Challenges and Future Directions
The survey identifies several challenges that persist, limiting the generalizability and practical applicability of reasoning LLMs, and highlights potential research directions to address them:
- Efficient Reasoning LLMs: Integrating external reasoning tools to enable early stopping and verification mechanisms, and exploring strategies to implement slow-thinking reasoning capabilities in smaller-scale LLMs (SLMs).
- Collaborative Slow & Fast-thinking Systems: Developing adaptive switching mechanisms, joint training frameworks, and co-evolution strategies to harmonize the efficiency of fast-thinking systems with the precision of reasoning LLMs.
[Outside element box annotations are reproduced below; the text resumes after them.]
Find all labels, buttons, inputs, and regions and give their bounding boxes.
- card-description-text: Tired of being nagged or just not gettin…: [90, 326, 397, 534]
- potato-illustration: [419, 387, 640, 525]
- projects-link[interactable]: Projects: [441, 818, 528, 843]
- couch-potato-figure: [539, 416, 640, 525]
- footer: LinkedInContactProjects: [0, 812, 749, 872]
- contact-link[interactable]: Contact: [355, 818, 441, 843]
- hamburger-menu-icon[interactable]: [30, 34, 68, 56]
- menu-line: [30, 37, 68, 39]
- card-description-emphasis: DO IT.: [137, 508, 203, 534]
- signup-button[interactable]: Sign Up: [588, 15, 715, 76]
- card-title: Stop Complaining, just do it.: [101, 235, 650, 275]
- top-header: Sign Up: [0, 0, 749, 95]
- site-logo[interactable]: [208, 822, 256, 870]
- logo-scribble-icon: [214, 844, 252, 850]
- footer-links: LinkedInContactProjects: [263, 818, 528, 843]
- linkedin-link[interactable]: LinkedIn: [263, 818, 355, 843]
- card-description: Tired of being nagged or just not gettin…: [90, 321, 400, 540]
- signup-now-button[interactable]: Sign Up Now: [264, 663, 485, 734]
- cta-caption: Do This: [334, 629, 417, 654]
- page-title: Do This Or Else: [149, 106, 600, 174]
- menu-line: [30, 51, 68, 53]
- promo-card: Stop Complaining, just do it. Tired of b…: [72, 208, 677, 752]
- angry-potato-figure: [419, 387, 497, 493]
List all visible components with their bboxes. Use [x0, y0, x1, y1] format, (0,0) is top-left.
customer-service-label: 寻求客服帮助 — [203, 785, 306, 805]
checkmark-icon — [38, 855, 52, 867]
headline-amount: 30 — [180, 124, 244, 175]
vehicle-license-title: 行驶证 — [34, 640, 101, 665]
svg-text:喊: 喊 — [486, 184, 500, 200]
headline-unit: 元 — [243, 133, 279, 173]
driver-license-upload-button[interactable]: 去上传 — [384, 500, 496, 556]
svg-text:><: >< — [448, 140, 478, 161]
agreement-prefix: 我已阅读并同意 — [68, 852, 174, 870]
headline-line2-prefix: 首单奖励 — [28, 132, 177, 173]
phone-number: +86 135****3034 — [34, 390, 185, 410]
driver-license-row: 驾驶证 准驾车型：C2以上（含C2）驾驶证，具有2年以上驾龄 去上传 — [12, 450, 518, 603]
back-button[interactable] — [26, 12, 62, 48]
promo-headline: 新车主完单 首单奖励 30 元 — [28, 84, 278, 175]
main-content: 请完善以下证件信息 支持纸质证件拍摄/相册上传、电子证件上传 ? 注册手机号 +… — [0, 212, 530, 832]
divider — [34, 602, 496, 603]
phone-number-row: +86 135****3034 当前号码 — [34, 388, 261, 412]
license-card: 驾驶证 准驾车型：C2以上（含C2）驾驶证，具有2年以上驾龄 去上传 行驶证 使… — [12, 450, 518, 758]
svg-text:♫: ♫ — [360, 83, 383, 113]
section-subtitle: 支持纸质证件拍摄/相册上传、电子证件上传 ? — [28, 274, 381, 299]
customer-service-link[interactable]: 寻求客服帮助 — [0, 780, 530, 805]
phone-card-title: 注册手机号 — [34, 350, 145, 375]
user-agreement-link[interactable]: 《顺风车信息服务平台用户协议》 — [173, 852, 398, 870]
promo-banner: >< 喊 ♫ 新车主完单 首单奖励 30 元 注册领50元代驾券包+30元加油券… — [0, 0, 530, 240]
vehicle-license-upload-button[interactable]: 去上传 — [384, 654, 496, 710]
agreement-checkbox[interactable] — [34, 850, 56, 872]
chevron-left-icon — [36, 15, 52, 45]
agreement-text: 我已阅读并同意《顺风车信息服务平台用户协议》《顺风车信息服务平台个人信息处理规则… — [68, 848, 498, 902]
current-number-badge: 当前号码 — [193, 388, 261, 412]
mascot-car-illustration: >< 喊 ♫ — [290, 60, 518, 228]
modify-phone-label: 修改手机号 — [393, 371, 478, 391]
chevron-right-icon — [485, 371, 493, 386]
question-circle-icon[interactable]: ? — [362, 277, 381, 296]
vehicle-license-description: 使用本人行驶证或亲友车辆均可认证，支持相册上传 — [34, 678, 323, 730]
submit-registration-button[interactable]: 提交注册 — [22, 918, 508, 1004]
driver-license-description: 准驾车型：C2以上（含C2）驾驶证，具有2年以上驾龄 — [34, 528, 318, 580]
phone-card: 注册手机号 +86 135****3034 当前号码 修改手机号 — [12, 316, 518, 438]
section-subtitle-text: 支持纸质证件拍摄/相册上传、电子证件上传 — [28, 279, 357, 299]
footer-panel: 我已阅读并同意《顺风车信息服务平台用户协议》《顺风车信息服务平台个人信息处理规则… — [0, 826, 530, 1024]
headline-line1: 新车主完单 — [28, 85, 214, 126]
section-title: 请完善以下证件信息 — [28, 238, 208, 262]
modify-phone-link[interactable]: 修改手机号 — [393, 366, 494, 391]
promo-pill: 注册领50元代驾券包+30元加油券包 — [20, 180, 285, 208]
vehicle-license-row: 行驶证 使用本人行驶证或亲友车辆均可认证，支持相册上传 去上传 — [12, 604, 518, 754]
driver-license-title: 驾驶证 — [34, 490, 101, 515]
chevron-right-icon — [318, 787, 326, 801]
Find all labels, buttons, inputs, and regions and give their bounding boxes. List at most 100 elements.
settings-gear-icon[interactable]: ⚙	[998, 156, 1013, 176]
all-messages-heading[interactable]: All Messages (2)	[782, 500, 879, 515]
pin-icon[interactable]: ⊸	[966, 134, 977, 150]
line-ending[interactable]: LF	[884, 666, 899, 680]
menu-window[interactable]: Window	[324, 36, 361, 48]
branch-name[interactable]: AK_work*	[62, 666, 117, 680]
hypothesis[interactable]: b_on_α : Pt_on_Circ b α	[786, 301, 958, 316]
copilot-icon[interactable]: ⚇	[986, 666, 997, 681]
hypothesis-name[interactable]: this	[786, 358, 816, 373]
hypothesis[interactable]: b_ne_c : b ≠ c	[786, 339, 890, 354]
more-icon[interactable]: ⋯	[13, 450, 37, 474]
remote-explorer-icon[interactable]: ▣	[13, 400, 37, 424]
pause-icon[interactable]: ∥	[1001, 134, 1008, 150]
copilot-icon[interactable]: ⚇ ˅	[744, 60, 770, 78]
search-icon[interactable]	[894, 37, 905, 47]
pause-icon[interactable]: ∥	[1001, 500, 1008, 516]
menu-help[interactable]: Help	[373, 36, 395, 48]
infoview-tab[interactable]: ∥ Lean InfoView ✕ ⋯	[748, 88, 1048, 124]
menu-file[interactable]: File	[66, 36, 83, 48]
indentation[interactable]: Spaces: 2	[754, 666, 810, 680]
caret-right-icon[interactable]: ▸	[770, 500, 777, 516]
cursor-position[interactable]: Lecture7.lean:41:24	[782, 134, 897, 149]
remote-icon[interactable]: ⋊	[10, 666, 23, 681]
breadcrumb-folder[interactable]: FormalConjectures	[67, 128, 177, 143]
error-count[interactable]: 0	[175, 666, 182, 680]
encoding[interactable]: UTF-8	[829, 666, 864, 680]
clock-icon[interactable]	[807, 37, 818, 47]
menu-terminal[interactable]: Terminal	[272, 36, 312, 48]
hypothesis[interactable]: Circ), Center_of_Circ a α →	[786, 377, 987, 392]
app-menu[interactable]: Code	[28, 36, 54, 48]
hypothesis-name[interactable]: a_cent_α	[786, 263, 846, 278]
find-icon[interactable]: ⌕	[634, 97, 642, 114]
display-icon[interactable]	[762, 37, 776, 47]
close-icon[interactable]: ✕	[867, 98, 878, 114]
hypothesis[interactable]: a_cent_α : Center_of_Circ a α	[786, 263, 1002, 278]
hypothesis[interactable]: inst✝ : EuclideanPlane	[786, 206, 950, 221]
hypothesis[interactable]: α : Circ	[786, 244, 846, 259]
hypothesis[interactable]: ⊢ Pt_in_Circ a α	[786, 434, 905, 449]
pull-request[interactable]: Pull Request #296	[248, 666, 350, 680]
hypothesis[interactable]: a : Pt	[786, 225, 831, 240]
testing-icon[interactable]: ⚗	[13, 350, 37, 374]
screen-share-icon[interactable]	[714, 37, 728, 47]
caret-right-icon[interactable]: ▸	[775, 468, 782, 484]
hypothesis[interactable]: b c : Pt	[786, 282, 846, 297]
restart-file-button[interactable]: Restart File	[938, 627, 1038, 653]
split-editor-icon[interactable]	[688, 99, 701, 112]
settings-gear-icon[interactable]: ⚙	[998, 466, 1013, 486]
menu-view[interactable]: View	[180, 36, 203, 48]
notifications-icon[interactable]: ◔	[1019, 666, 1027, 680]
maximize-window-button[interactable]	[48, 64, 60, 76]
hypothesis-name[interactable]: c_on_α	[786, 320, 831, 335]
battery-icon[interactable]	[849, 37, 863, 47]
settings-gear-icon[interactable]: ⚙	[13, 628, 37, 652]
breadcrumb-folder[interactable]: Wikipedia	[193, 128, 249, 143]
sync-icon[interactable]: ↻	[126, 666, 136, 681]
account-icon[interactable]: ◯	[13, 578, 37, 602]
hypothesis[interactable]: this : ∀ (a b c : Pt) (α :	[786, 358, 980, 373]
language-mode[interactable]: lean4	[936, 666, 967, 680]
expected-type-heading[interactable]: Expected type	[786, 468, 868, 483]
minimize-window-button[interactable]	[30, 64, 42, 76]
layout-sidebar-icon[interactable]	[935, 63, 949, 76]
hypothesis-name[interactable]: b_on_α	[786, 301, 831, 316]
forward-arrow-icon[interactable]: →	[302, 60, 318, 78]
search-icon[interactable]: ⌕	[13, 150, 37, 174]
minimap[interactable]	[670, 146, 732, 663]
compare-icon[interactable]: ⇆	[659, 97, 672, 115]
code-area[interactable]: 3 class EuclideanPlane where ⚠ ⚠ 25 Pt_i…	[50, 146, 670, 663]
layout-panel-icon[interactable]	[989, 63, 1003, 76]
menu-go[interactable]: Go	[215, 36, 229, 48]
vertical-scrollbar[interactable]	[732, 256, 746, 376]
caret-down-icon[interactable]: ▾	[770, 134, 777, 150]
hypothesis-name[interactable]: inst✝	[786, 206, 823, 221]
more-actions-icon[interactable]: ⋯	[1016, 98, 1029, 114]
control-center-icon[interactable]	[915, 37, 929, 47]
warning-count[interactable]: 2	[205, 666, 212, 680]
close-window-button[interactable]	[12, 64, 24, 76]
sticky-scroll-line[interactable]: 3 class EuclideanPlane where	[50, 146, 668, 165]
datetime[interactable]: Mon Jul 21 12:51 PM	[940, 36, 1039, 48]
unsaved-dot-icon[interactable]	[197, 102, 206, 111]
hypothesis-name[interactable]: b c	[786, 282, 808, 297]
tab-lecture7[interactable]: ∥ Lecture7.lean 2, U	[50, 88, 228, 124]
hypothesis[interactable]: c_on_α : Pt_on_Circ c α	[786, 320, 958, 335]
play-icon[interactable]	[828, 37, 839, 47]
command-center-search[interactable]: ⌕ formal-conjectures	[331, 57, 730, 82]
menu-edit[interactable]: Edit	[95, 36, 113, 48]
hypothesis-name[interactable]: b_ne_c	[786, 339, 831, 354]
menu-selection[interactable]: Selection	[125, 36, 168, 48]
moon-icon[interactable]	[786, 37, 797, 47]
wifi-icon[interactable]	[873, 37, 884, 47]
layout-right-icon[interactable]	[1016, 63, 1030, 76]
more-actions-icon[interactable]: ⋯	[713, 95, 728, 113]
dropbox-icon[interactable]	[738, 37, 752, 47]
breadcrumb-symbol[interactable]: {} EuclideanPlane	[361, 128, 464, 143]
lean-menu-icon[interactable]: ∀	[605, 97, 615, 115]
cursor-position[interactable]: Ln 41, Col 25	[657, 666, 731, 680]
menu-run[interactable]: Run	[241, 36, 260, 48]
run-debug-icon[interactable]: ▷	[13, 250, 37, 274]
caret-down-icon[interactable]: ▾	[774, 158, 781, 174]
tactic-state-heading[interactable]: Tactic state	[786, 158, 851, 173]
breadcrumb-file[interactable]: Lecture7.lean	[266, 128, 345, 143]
- Reasoning LLMs For Science: Refining model formulation and hypothesis testing in fields such as medicine, mathematics, physics, engineering, and computational biology.
- Deep Integration of Neural and Symbolic Systems: Combining reasoning LLMs with symbolic engines to balance adaptability and interpretability.
- Multilingual Reasoning LLMs: Overcoming the challenges posed by data scarcity and cultural biases in low-resource languages.
- Multimodal Reasoning LLMs: Developing hierarchical reasoning LLMs that enable fine-grained cross-modal understanding and generation, tailored to the unique characteristics of modalities such as audio, video, and 3D data.
- Safe Reasoning LLMs: Developing methods for controlling and guiding the actions of superintelligent models capable of continuous self-evolution, thereby balancing AI power with ethical decision-making.